No Rio de Janeiro, criou o Centro Popular de Cultura da UNE (1960-1964) e foi se destacando como um autor de peças sintonizadas com a realidade brasileira, que tiveram importante significado no desenvolvimento da estética nacional-popular.
Em 1964, foi criador do Grupo Opinião, com Paulo Pontes, Armando Costa, João das Neves, Denoy de Oliveira, Ferreira Gullar, Pichin Plá e Thereza Aragão.
Também trabalhou como ator de teatro, cinema e como autor de televisão – onde fez sucesso com a série “A Grande Família”, na Rede Globo (1973).
Entre suas peças encontram-se “Bilbao, Via Copacabana” (1957), “Chapetuba Futebol Clube” (1959), “A Mais-Valia Vai Acabar, Seu Edgar” (1960), “Auto dos 99%” (1962), “Quatro Quadras de Terra” (1963), “Os Azeredo Mais Os Benevides” (1964), “Opinião” (1964), “Se Correr o Bicho Pega, Se Ficar o Bicho Come” (1965), “Moço em Estado de Sítio” (1965), “Mão na Luva” (1966), “Meia Volta Vou Ver” (1967), “Papa Highirte” (1968), “A Longa Noite de Cristal” (1971), “Corpo a Corpo” (1971), “Em Família” (1972), “Allegro Desbum” (1973) e “Rasga Coração” (1974).”
Marcus Vinicius
Violonista, maestro e compositor, Marcus Vinicius ganhou, em 1967, o primeiro, segundo e quarto lugar da Feira de Música do Nordeste, realizada em Recife, sendo ainda escolhido o “Melhor Autor-Compositor” pelo conjunto da obra apresentada. Foi para o Rio de Janeiro em 1968 e formou, com Geraldo Azevedo e Naná Vasconcelos, um grupo de pernambucanos que se apresentavam em diversos locais. Em 1970, completou o curso superior de música no Instituto Villa-Lobos, onde passou a lecionar. No mesmo período, participou com Sérgio Ricardo e Sidney Muller do show “Opção”.
Em 1974, lançou seu primeiro disco, o LP “Dedalus”, seguido de “Trem dos Condenados” (1976) e “Nordestino” (1979). Foi diretor artístico da gravadora Marcus Pereira, que empreendeu uma importante série de gravações com intuito de preservar a memória musical popular de diversas regiões do Brasil. É autor das peças “Domingo Zeppelin” e “Boca do Inferno”, premiadas em 1975 e 1978 pelo Serviço Nacional do Teatro (SNT).

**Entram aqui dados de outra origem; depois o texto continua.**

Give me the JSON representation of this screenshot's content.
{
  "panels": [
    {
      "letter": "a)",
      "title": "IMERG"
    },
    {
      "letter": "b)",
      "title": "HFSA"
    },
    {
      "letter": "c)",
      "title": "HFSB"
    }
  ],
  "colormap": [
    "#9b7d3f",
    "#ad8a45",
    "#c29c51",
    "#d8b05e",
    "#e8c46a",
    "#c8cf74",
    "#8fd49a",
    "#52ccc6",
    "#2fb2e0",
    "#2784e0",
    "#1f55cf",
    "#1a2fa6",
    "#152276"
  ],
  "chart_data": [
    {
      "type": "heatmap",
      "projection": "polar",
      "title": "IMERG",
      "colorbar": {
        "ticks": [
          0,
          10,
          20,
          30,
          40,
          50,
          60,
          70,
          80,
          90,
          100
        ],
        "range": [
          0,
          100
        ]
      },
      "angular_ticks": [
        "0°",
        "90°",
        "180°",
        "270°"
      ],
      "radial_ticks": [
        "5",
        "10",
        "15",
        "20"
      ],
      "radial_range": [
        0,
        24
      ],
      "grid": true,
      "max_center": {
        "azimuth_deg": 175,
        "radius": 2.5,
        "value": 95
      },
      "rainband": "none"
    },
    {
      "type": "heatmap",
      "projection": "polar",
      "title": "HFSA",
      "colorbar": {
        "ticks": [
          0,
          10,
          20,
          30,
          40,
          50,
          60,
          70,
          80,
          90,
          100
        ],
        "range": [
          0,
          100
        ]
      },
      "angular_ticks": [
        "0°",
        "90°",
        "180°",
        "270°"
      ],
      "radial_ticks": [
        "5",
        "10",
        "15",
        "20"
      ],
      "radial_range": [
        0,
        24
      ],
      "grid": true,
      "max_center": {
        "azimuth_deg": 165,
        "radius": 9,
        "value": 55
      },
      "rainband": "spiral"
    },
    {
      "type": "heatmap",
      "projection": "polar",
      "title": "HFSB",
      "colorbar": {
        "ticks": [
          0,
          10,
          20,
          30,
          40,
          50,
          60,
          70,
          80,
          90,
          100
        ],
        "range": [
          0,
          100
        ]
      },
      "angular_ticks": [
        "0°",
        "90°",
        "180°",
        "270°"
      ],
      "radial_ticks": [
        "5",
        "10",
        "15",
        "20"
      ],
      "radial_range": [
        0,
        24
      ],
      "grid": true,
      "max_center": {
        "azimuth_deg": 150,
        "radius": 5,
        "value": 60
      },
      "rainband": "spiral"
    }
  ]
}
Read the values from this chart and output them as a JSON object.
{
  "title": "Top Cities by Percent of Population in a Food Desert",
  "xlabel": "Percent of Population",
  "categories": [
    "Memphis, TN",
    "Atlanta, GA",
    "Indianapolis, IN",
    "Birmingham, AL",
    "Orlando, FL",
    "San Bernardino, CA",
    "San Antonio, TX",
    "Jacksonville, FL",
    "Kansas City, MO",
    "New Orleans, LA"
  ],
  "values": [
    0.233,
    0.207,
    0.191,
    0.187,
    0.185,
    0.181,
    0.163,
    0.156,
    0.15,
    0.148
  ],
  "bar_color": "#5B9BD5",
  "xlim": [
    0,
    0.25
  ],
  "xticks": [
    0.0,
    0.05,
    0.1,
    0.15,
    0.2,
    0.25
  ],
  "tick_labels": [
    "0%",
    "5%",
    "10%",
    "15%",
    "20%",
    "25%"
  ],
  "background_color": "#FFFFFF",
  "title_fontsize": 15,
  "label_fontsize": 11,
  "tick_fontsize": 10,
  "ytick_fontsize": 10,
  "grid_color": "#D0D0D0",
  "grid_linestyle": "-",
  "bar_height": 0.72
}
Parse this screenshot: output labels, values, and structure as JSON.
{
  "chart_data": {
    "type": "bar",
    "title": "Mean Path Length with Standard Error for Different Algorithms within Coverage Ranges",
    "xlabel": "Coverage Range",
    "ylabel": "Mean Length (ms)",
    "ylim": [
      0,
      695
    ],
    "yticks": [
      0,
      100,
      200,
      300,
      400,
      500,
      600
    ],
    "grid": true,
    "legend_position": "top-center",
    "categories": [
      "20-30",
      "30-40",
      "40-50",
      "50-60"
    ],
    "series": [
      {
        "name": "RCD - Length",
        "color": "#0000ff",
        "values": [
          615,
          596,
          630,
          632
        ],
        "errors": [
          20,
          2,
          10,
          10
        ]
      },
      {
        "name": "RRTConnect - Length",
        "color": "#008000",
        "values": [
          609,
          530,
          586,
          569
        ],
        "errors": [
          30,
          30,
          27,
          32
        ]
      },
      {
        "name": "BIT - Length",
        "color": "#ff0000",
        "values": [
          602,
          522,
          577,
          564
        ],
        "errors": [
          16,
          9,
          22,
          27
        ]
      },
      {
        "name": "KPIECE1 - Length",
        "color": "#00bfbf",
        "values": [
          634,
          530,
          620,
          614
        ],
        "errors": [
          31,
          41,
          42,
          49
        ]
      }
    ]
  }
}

Compôs trilhas para cinema, como as de “O Evangelho Segundo Teotônio” (Vladimir Carvalho, 1984), “A Hora da Estrela” (Susana Amaral, 1985), “Uma Questão de Terra” (Manfredo Caldas, 1993), “São Paulo, Cidade Aberta” (Caio Plessmann, 2010), e teatro – “Sonho de Uma Noite de Verão” (1984), “O Burguês Ridículo” (1996), “Turandot” (1999). Em 1997 lançou o CD duplo “Música do Cinema Brasileiro”, com suas composições para diversos filmes.
Nos anos 90 passou a dirigir a gravadora CPC-UMES, voltada para a difusão da música brasileira de qualidade, cujo espaço nas majors é cada vez mais reduzido.